La Repubblica di Venezia tentò prima di difendere le proprie navi con flotte più consistenti, poi decise di attaccare direttamente e nel dicembre del 1615 le sue truppe assediavano Gradisca.
Nello stesso tempo gli agenti veneziani organizzarono all’estero una campagna diplomatica per procurarsi alleati nella lotta contro Ferdinando. La Repubblica Olandese invia allora aiuti militari ai veneziani; più tardi giunse anche un contingente di volontari inglesi. Nel frattempo una flottiglia di navi inglesi ed una olandese presidiavano l’Adriatico impedendo così che arrivassero degli spagnoli di Napoli in aiuto a Ferdinando.
Anche per via terra gli aiuti a Ferdinando erano negati: nel ducato di Milano era scoppiata la “guerra di Mantova”: si era aperto il conflitto per la successione al feudo di Mantova. I pretendenti erano il fratello del duca Francesco (sostenuto dagli Asburgo) e la figlia di Francesco (che chiese aiuto alla Savoia).
Solo la Spagna era in grado di fornire i rinforzi necessari ed ora la cessione dell’Alsazia e dei due enclaves imperiali (Finale Ligure e piombino) alla Spagna sembrava un equo prezzo da pagare in cambio del riconoscimento spagnolo della legittimità di Ferdinando come erede di Mattia.
Nell’inverno 1617-18 Ferdinando venne nominato sovrano designato e la corte imperiale si ritirò a Vienna lasciando un governo di reggenti a Praga [L'elezione imperiale doveva essere poi confermata dal pontefice, che procedeva all'incoronazione ufficiale. In origine, tutti i principi dell'impero partecipavano all'elezione del re, ma nel 1263 il papa Urbano IV emise due bolle che limitavano tale privilegio a sette principi.

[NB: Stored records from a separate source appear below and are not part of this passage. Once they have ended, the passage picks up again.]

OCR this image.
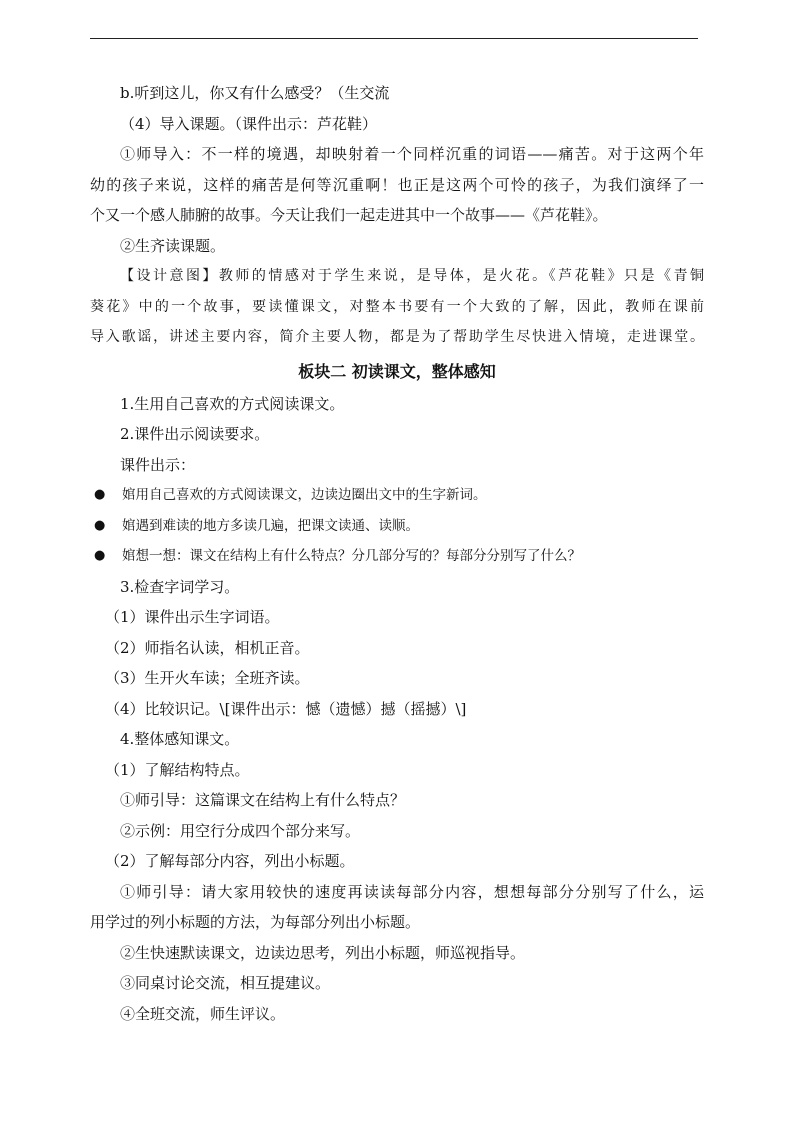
b.听到这儿，你又有什么感受？（生交流
（4）导入课题。（课件出示：芦花鞋）
①师导入：不一样的境遇，却映射着一个同样沉重的词语——痛苦。对于这两个年
幼的孩子来说，这样的痛苦是何等沉重啊！也正是这两个可怜的孩子，为我们演绎了一
个又一个感人肺腑的故事。今天让我们一起走进其中一个故事——《芦花鞋》。
②生齐读课题。
【设计意图】教师的情感对于学生来说，是导体，是火花。《芦花鞋》只是《青铜
葵花》中的一个故事，要读懂课文，对整本书要有一个大致的了解，因此，教师在课前
导入歌谣，讲述主要内容，简介主要人物，都是为了帮助学生尽快进入情境，走进课堂。
板块二 初读课文，整体感知
1.生用自己喜欢的方式阅读课文。
2.课件出示阅读要求。
课件出示：
● 婠用自己喜欢的方式阅读课文，边读边圈出文中的生字新词。
● 婠遇到难读的地方多读几遍，把课文读通、读顺。
● 婠想一想：课文在结构上有什么特点？分几部分写的？每部分分别写了什么？
3.检查字词学习。
（1）课件出示生字词语。
（2）师指名认读，相机正音。
（3）生开火车读；全班齐读。
（4）比较识记。\[课件出示：憾（遗憾）撼（摇撼）\]
4.整体感知课文。
（1）了解结构特点。
①师引导：这篇课文在结构上有什么特点？
②示例：用空行分成四个部分来写。
（2）了解每部分内容，列出小标题。
①师引导：请大家用较快的速度再读读每部分内容，想想每部分分别写了什么，运
用学过的列小标题的方法，为每部分列出小标题。
②生快速默读课文，边读边思考，列出小标题，师巡视指导。
③同桌讨论交流，相互提建议。
④全班交流，师生评议。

Tuttavia, l'autorità e la composizione di tale elettorato non furono stabilite definitivamente fino al 1356, quando con la Bolla d'Oro l'imperatore Carlo IV nominò gli arcivescovi di Colonia, Magonza e Treviri e quattro laici, il margravio di Brandeburgo, il duca di Sassonia, il conte palatino del Reno e il re di Boemia. Nel 1623 il voto del duca di Baviera fu sostituito a quello del conte palatino del Reno, poi riammesso nel 1648. Gli elettori salirono a nove nel 1692, quando fu ammesso anche l'Hannover, per tornare a otto con l'estinzione dei duchi di Baviera nel 1778.]
Agendo sui reggenti di Praga, Ferdinando introdusse una serie di misure provocatorie: controllo dei libri stampati, vietò il ricorso a sussidi da fondi ecclesiastici per pagare i ministri protestanti e infine proibì l’ammissione di non-cattolici a cariche civili.
I leader boemi decisero di opporre resistenza all’imperatore e si attendevano una mobilitazione di massa per la loro causa da parte degli alleati stranieri, ma se le nazioni si potevano permettere di venire in aiuto di uno stato indipendente, non altrettanto potevano fare con dei ribelli.